| Die Welt zu Gast bei Julio | ||||||
Sind sie nun Lichtgestalten? Oder Legenden? Oder beides? Auf jeden Fall sind sie die Besten der Besten in Sachen Fußball. Und am Sonntagabend (18.15 Uhr) geben sich Diego Armando Maradona, Roger Milla, Bebeto und Co. noch einmal die Ehre, obwohl fast alle ihre Fußballschuhe längst an den Nagel gehängt haben. Zu verdanken ist dieses Staraufgebot Julio César.

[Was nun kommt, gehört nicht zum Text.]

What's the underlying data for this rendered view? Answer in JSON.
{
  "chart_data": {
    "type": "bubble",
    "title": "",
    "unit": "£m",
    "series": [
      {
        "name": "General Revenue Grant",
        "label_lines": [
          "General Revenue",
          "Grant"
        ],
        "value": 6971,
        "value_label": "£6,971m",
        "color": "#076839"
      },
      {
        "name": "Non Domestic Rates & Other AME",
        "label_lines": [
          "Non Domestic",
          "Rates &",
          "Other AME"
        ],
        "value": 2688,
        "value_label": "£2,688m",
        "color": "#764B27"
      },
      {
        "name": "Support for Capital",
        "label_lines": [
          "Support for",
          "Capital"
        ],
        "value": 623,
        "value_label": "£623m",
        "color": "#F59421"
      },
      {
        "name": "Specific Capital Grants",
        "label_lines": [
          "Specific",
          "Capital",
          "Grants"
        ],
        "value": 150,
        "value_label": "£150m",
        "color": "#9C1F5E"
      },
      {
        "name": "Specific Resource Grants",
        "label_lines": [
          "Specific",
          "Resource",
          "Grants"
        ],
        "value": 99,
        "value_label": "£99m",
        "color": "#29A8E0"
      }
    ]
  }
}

Von 1994 bis 1999 trieb der Hüne im BVB-Trikot gegnerische Angreifer zur Verzweiflung. Seine größten Erfolge feierte er im Dress der Borussen: Champions League-Gewinn und Weltpokal 1997, Deutsche Meisterschaften 95 und 96. Jetzt kehrt er zurück: Der inzwischen 41-Jährige gibt sein Abschiedsspiel im Westfalenstadion. "Der BVB ist immer ein Teil meines Herzens geblieben", bekundet Julio César im Vorfeld seine Liebe zu seinem Ex-Klub. Für ihn stand es außer Frage, sein Abschiedsspiel in Deutschland, im Westfalenstadion, zu feiern. "Die Entscheidung fiel spontan."
Wie in besten Zeiten
Ohne zu zögern, sagten dem einstigen Weltklasse-Vorstopper Freunde aus der Fußballbranche zu. "Wir hatten innerhalb von sieben Stunden alle Spieler zusammen", sagt Christian Howaldt, Julios Manager. "Ich habe selten einen Leistungssportler mit so einer Reputation erlebt." Die Aufstellung lässt jedes Fanherz höher schlagen: Maradona (abgespeckt und clean), frühere Kollegen aus der brasilianischen Nationalmannschaft wie Dunga, Paulo Sergio oder Aldair, Begleiter aus der Bundesliga wie Elber, Andi Herzog und Thomas Häßler sowie viele weitere Stars bilden "Julios Freunde" - trainiert von Giovanni Trappatoni. Auf der anderen Seite steht die vielleicht beste Elf der Dortmunder Vereinsgeschichte: das Siegerteam von 1997. Mit dabei u.a. Jürgen Kohler, Matthias Sammer und Michael Zorc, der sich laut BVB-Pressesprecher Josef Schneck schon eifrig mit Waldläufen vorbereitet. Im Trenchcoat an der Seitenlinie wird wie zu besten Zeiten Ottmar Hitzfeld Regie führen.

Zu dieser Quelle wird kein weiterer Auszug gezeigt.